GWももう終わりです。
伊豆も賑やかでした。
あっという間に新緑の眩しい季節となりました。
椎の木三本
「行ってらっしゃい父上」
母に手をひかれ、馬上の父を見送る兄一万は五つ。
弟箱王(はこおう)はまだわずかに三つ。
幼な子達の父河津三郎祐泰(かわづさぶろうすけやす)
は伊東の館の主、伊東入道祐親(いとうにゅうどう
すけちか)の長男でした。
祐親は伊豆に流されている源頼朝を慰めようと思い、
奥野の狩場で大巻狩を催すことを企て、祐泰はその
案内役を仰せつかったのです。
大巻狩は七日間も続き、夜は野外で大酒盛り。
酒の肴はしとめた獲物の丸焼き。
奥野の狩の最後を飾ったのは相撲大会で、祐泰は、
怪力ぶりを鼻にかける俣野五郎(またのごろう)を、
見事に打ち負かしました。
おもしろくないのは俣野五郎です。祐泰に向かって
いろいろ難癖をつけました。
土俵を取り囲んでいた者達も二派に分かれ、今にも血の
雨が降るかに見えました。
巻狩の主客である頼朝は、その場をうまく納めました。
この騒ぎがあっけなく静まって悔しがったのは、
八幡三郎(やわたのさぶろう)と大見小藤太(おおみこと
うた)でした。
二人は、工藤祐経(くどうすけつね)から、祐親との
領地争いの秘密を打ち明けられた上、祐親父子を殺したら、
領地を分けてやると言われていたのです。
(勢子達に交じって七日間。
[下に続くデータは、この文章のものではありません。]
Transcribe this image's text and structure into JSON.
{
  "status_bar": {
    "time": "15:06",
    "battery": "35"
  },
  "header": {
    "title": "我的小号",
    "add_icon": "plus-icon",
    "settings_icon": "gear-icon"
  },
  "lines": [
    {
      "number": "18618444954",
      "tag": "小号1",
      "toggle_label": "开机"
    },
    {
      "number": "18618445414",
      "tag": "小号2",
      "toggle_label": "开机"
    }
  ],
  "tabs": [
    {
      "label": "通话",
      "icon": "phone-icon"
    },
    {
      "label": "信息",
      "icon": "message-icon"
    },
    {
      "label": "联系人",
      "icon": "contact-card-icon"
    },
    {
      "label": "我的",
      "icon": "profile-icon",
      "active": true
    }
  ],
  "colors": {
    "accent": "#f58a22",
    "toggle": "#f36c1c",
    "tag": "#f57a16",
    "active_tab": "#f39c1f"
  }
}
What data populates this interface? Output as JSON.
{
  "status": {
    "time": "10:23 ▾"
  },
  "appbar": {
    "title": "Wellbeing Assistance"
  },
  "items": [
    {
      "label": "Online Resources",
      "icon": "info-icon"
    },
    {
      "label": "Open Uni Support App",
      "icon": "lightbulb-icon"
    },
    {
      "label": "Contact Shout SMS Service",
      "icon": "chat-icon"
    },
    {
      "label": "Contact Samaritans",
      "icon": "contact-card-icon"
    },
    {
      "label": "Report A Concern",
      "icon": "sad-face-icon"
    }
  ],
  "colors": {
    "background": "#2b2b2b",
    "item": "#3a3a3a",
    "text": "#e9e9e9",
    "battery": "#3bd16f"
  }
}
空しく時が過ぎ、今やっと
好機が巡って来たというのに)
三郎と小藤太は、いち早くその場を抜け出しました。
最後の狙いは帰り道です。
七日間にわたった大巻狩もめでたく終わりました。
「頼朝どのも、いたく満足のご様子でおたちになられた」
祐親もすこぶる上機嫌で、馬上の人となりました。
先に行く祐泰が、赤沢山のふもと、八幡山の切り通しにさし
かかった時でした。
唸り鋭く飛んで来た弓矢が、馬の鞍の上をかすめ、祐泰の腹に
突き刺さりました。
気丈な祐泰は、弓に矢をつがえ、切り通しのかなたをにらみ
つけました。
でも、傷は思ったより深く、真っ逆さまに落ちてしまいました。
「やっ、くせ者じゃ」
祐親は、叫ぶなり祐泰に近寄ると、すぐさま馬からおり、
倒れている祐泰を抱えあげ、自分の膝に頭を載せました。
「これ、祐泰、しっかりせい。敵はいったい誰じゃ」
祐泰は、苦しそうに口を開き、懸命に答えました。
「椎の木三本。その間から覗いていた顔。まず八幡三郎。
それに大見小藤太。きっと、工藤めに言いつかって・・・」
祐泰は、やっとそこまで言うと、息が絶えました。
館に戻された父の亡がらの前で、一万も箱王も、じっと
立ち尽くすだけでした。
時は慌ただしく過ぎ、成人した二人は曽我十郎、五郎と
名を改めます。
そして富士の裾野で父の恨みを晴らします。